A 2004 study by Kyoto University Professor Akio Koizumi identified Daikin as the source of PFOA pollution in the Yodo river. In 2020 a Settsu city survey in Osaka found elevated levels of PFAS contamination in groundwater and waterways. One well used to irrigate crops was found to have levels 420 times over the national average. In 2021 blood tests of 9 residents living near Daikin's Yodogawa factory revealed elevated levels of PFAS, the highest in a 69-year old man 70 times the national average. Daikin had suspended production of PFAS-based water repellents in 2012 and stated the risks were "only possibly carcinogenic, like how pickled vegetables are" and that the water in Daikin's wastewater treatment tanks as "clean enough to drink" at a city council meeting. Daikin later issued retractions towards the "clean enough to drink" statement.

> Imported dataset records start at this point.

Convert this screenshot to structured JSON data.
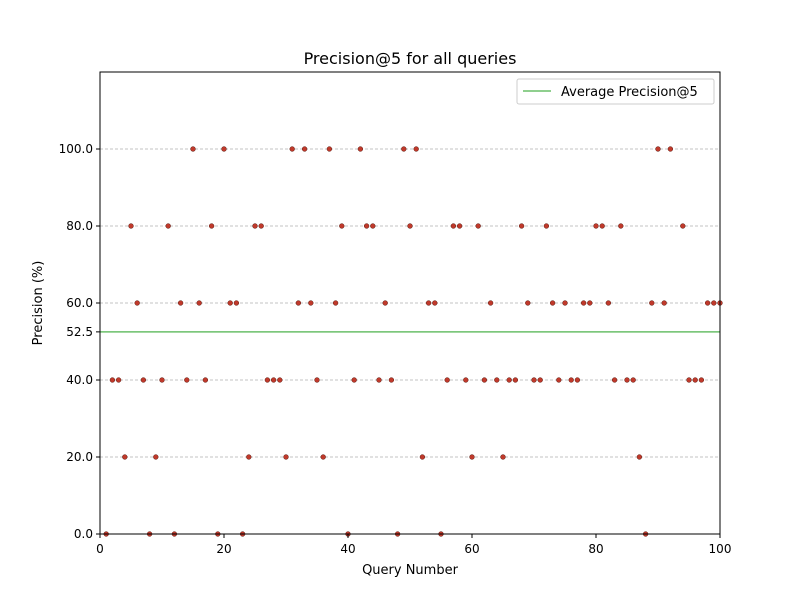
{
  "chart_data": {
    "type": "scatter",
    "title": "Precision@5 for all queries",
    "xlabel": "Query Number",
    "ylabel": "Precision (%)",
    "xlim": [
      0,
      100
    ],
    "ylim": [
      0,
      100
    ],
    "x_ticks": [
      "0",
      "20",
      "40",
      "60",
      "80",
      "100"
    ],
    "y_ticks": [
      "0.0",
      "20.0",
      "40.0",
      "52.5",
      "60.0",
      "80.0",
      "100.0"
    ],
    "grid": "y-dashed",
    "legend_position": "top-right",
    "average_line": {
      "label": "Average Precision@5",
      "value": 52.5,
      "color": "#6abf69"
    },
    "point_color": "#c0392b",
    "series": [
      {
        "x": [
          1,
          2,
          3,
          4,
          5,
          6,
          7,
          8,
          9,
          10,
          11,
          12,
          13,
          14,
          15,
          16,
          17,
          18,
          19,
          20,
          21,
          22,
          23,
          24,
          25,
          26,
          27,
          28,
          29,
          30,
          31,
          32,
          33,
          34,
          35,
          36,
          37,
          38,
          39,
          40,
          41,
          42,
          43,
          44,
          45,
          46,
          47,
          48,
          49,
          50,
          51,
          52,
          53,
          54,
          55,
          56,
          57,
          58,
          59,
          60,
          61,
          62,
          63,
          64,
          65,
          66,
          67,
          68,
          69,
          70,
          71,
          72,
          73,
          74,
          75,
          76,
          77,
          78,
          79,
          80,
          81,
          82,
          83,
          84,
          85,
          86,
          87,
          88,
          89,
          90,
          91,
          92,
          93,
          94,
          95,
          96,
          97,
          98,
          99,
          100
        ],
        "y": [
          0,
          40,
          40,
          20,
          80,
          60,
          40,
          0,
          20,
          40,
          80,
          0,
          60,
          40,
          100,
          60,
          40,
          80,
          0,
          100,
          60,
          60,
          0,
          20,
          80,
          80,
          40,
          40,
          40,
          20,
          100,
          60,
          100,
          60,
          40,
          20,
          100,
          60,
          80,
          0,
          40,
          100,
          80,
          80,
          40,
          60,
          40,
          0,
          100,
          80,
          100,
          20,
          60,
          60,
          0,
          40,
          80,
          80,
          40,
          20,
          80,
          40,
          60,
          40,
          20,
          40,
          40,
          80,
          60,
          40,
          40,
          80,
          60,
          40,
          60,
          40,
          40,
          60,
          60,
          80,
          80,
          60,
          40,
          80,
          40,
          40,
          20,
          0,
          60,
          100,
          60,
          100,
          null,
          80,
          40,
          40,
          40,
          60,
          60,
          60
        ]
      }
    ]
  }
}
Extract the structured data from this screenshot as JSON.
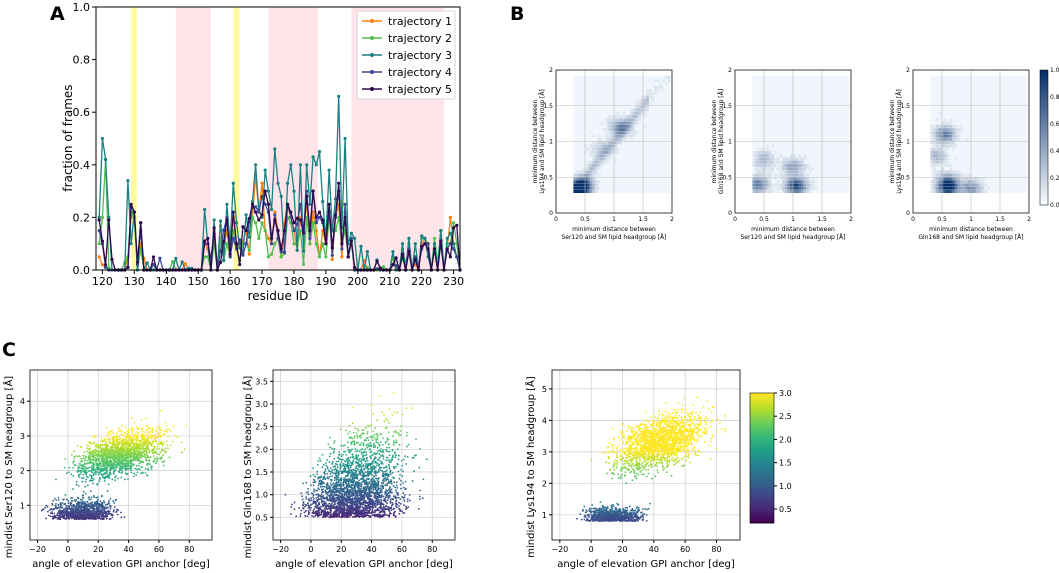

Production and export of perfluorinated compounds in Japan have been banned since 2021.

==Business divisions and products==
Daikin is organised into the following divisions, offering the following products:
- Air conditioning
  - Residential air conditioners
  - Residential air purifiers
  - Commercial-use air conditioners
  - Commercial-use air purifiers
  - Humidity-adjusting external air-processing units
  - Large-sized chillers
  - Marine container refrigeration units
  - Marine vessel air conditioners
- Chemicals
  - Fluorocarbons
  - Fluoroplastics
  - Fluoro coatings
  - Fluoroelastomers
  - Fluorinated oils
  - Oil- and water-repellent products
  - Mold release agents
  - Pharmaceuticals and intermediates
  - Semiconductor-etching products
  - Dry air suppliers
- Air filtration
- Oil hydraulics
  - Industrial hydraulic equipment and systems
  - Mobile hydraulic equipment
  - Centralized lubrication equipment and systems
- Medical equipment
  - Rebreathers and similar equipment
  - Home-use oxygen therapy equipment
- Electronics business
  - System management of product development process
  - Facility design CAD software
  - Molecular chemistry software

==Daikin Industries, Ltd.==
In August 2016, Daikin Industries Ltd opened a fully functional headquarters in Cairo, Egypt. Daikin Cairo is yet another move for the company to establish business in Africa. Plans are underway to open more headquarters.